Assumptions Part 2

Yesterday, I wrote about the assumptions made between teachers and administrators. That led me today to think about the assumptions made between teachers and students.

Soon we go back to school. Soon a new bunch of students will enter through our classroom. And before we even get to know the humans that we will be teaching, we start to make assumptions about them.  And before our students even get to know the humans that will be teaching them, they are making assumptions about us.  So many of these assumptions go unspoken, but just like I believe assumptions can cause rifts between teachers and administrators, I also believe that assumptions can cause rifts between us and our students.

Many students walk into our classrooms and assume that they should wait and be told what to do.

Some assume that we do not want to hear their ideas or that they should not even bother to have ideas of their own.

Some students assume that we wish we were still on summer break.

Some students assume that there is no space for their voice in our classrooms.

Some students assume that who they are is not good enough for school or good enough for us.

Some students assume that they will never be successful in our classrooms.

Some students assume that we are looking to catch their mistakes.

Some students assume that they have to hide pieces of who they are.

Some students assume that what you want them to do is comply, not question, not challenge, not think for themselves.

And these assumptions matter. These assumptions hurt the relationship between a child and her teacher before that relationship even has a chance to be built.

And so do the assumptions that we as teachers make about our students.

Some teachers watch students walk into our classrooms and assume that they are too lazy to share any of their own ideas. Some teachers assume that their students don’t want to work hard.

Some teachers assume that their students learn just like they do and when they don’t, they assume something is wrong with them.

Some teachers assume that their students’ lives are just like theirs. That their families are just like theirs and their backgrounds are just like theirs and their homes are just like theirs. And if they are not, then we assume that they are wrong or weird.
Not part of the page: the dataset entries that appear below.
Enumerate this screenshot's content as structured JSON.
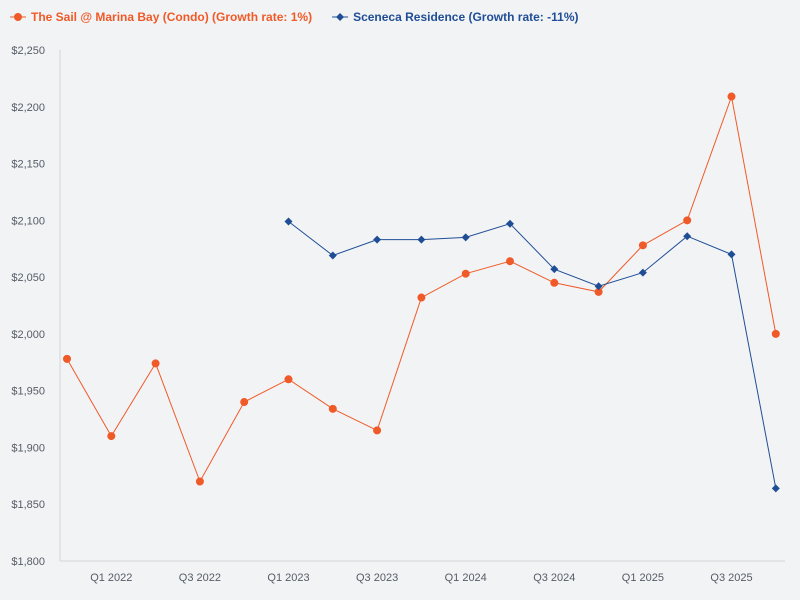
{
  "chart_data": {
    "type": "line",
    "title": "",
    "xlabel": "",
    "ylabel": "",
    "ylim": [
      1800,
      2250
    ],
    "yticks": [
      1800,
      1850,
      1900,
      1950,
      2000,
      2050,
      2100,
      2150,
      2200,
      2250
    ],
    "ytick_labels": [
      "$1,800",
      "$1,850",
      "$1,900",
      "$1,950",
      "$2,000",
      "$2,050",
      "$2,100",
      "$2,150",
      "$2,200",
      "$2,250"
    ],
    "categories": [
      "Q4 2021",
      "Q1 2022",
      "Q2 2022",
      "Q3 2022",
      "Q4 2022",
      "Q1 2023",
      "Q2 2023",
      "Q3 2023",
      "Q4 2023",
      "Q1 2024",
      "Q2 2024",
      "Q3 2024",
      "Q4 2024",
      "Q1 2025",
      "Q2 2025",
      "Q3 2025",
      "Q4 2025"
    ],
    "xtick_labels": [
      {
        "index": 1,
        "label": "Q1 2022"
      },
      {
        "index": 3,
        "label": "Q3 2022"
      },
      {
        "index": 5,
        "label": "Q1 2023"
      },
      {
        "index": 7,
        "label": "Q3 2023"
      },
      {
        "index": 9,
        "label": "Q1 2024"
      },
      {
        "index": 11,
        "label": "Q3 2024"
      },
      {
        "index": 13,
        "label": "Q1 2025"
      },
      {
        "index": 15,
        "label": "Q3 2025"
      }
    ],
    "series": [
      {
        "name": "The Sail @ Marina Bay (Condo) (Growth rate: 1%)",
        "color": "#f05a28",
        "marker": "circle",
        "values": [
          1978,
          1910,
          1974,
          1870,
          1940,
          1960,
          1934,
          1915,
          2032,
          2053,
          2064,
          2045,
          2037,
          2078,
          2100,
          2209,
          2000
        ]
      },
      {
        "name": "Sceneca Residence (Growth rate: -11%)",
        "color": "#1f4e96",
        "marker": "diamond",
        "values": [
          null,
          null,
          null,
          null,
          null,
          2099,
          2069,
          2083,
          2083,
          2085,
          2097,
          2057,
          2042,
          2054,
          2086,
          2070,
          1864
        ]
      }
    ],
    "legend_position": "top-left",
    "grid": false
  }
}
Some teachers assume that they can tell a lot about a child based on their gender or race or religion without ever getting to know that child for the individual that he is.

Some teachers assume that they can tell a lot about a child based on the interventions she has received or the labels that have been placed on her.

Some teachers assume that a child’s parents are not involved enough or are too involved or don’t care or care too much and that they are the reason the child is having difficulties in school.

Some teachers assume that what a child’s previous teacher has to say about all the trouble that the child is must be true because how could another teacher ever get it wrong.

Some teachers assume that if a child is having trouble in school that it is the child’s fault and not our own.

And these assumptions matter. These assumptions hurt the relationship between the child and his teacher before that relationship even has a chance to be built.

And the only way around these assumptions is to challenge them out loud. Right from the start. Sometimes we have to tell our students that what they assume about us is not true. And sometimes we have to tell our students that what other teachers might have assumed about them as students, is not true in this classroom. We have to tell them right from the start and we have to keep telling them. Because it doesn’t take a whole lot of time or a whole lot of bad experiences before a child builds an assumption, but it does take a whole lot of time to break those assumptions down and to prove to our students that school can go another way. That we can be a different kind of teacher.

And we have to tell ourselves as well. We have to force ourselves to challenge our own assumptions about the children who walk into our classrooms. Because each and every child that we teach deserves for us to get to know him or her and deserves for us to put aside our assumptions.

Because one day, my child is going to walk into her first real classroom. And I hope that her teacher gets to know her before she starts to assume. I hope that she gets to know my Millie before she assumes that she has one mom and one dad. I hope that she gets to know her before she assumes that because she is a girl she is going to want to play dress up instead of playing with blocks and trucks. I hope that she gets to know her before she hands out a form or a family tree assignment that doesn’t at all fit the family that Millie has. I hope that she gets to know her before she assumes that because she doesn’t sit still for very long it must mean that she isn’t very smart or that she is trying to be disrespectful. I hope that she gets to know her before she allows her assumptions to take over.

And if that is what I want for my own child, then I know it is what I must do for every child who I have the privilege of teaching this year.